Advertisement

1914 yılının hemen başında Henry Ford, tüm dünyayı şoke eden bir açıklama yaptı. Sermaye sahiplerinin ve üreticilerin maliyetleri düşürme çalışmalarının genel kabul gördüğü ve bunu tartışmanın bile tabu sayıldığı bir zamanda Henry Ford, Ford Motor Company'deki işçilerinin ücretini iki katına (bonus ile birlikte) çıkardığını ve çalışma gününü dokuz saatten sekiz saate indirdiğini açıkladı ve böylece Ford, ABD’de 40 saatlik çalışma haftasına geçen ilk Amerikan şirketlerinden oldu. Ne oluyordu? Ford, akli dengesini mi kaybetmişti yoksa başkalarından farklı bir vizyonu vardı ve onu hayata geçirme iradesine mi sahipti?
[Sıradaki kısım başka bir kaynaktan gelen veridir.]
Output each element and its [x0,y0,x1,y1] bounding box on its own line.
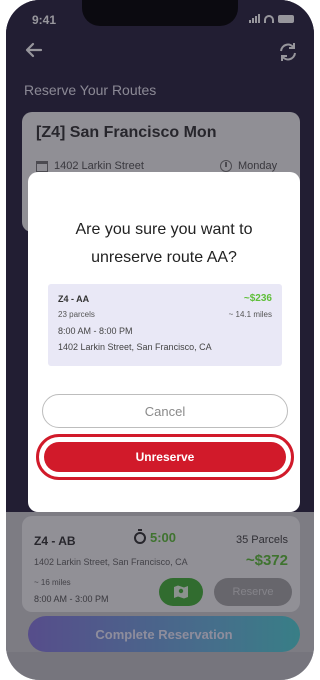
summary-parcels: 23 parcels [58,310,95,319]
summary-miles: ~ 14.1 miles [228,310,272,319]
summary-address: 1402 Larkin Street, San Francisco, CA [58,342,212,352]
unreserve-highlight: Unreserve [36,434,294,480]
summary-hours: 8:00 AM - 8:00 PM [58,326,133,336]
cancel-button[interactable]: Cancel [42,394,288,428]
route-summary: Z4 - AA ~$236 23 parcels ~ 14.1 miles 8:… [48,284,282,366]
summary-route-name: Z4 - AA [58,294,90,304]
dialog-question-line1: Are you sure you want to [75,221,253,238]
unreserve-dialog: Are you sure you want to unreserve route… [28,172,300,512]
unreserve-button[interactable]: Unreserve [44,442,286,472]
dialog-question-line2: unreserve route AA? [91,249,237,266]
summary-price: ~$236 [243,293,272,304]
dialog-question: Are you sure you want to unreserve route… [28,216,300,272]
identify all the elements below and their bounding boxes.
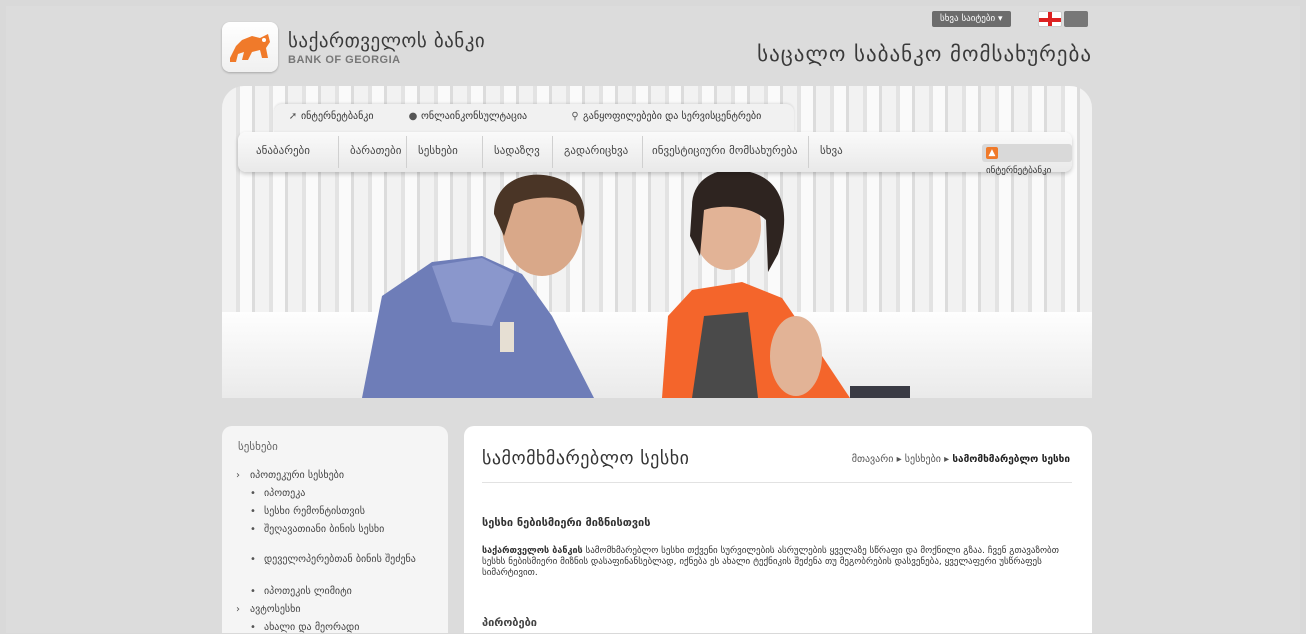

The Wall Street Journal, bu karar üzerine Henry Ford’a resmen savaş açtı. O dönemde de, özellikle finansal sermayenin sesi olan bu gazete, bu kararı fazla naif, spiritüel ve aptalca bulmuş, hatta Ford’un tüm sanayiyi ve toplumu kötü etkileyecek bir suç işlediğini iddia etmişti.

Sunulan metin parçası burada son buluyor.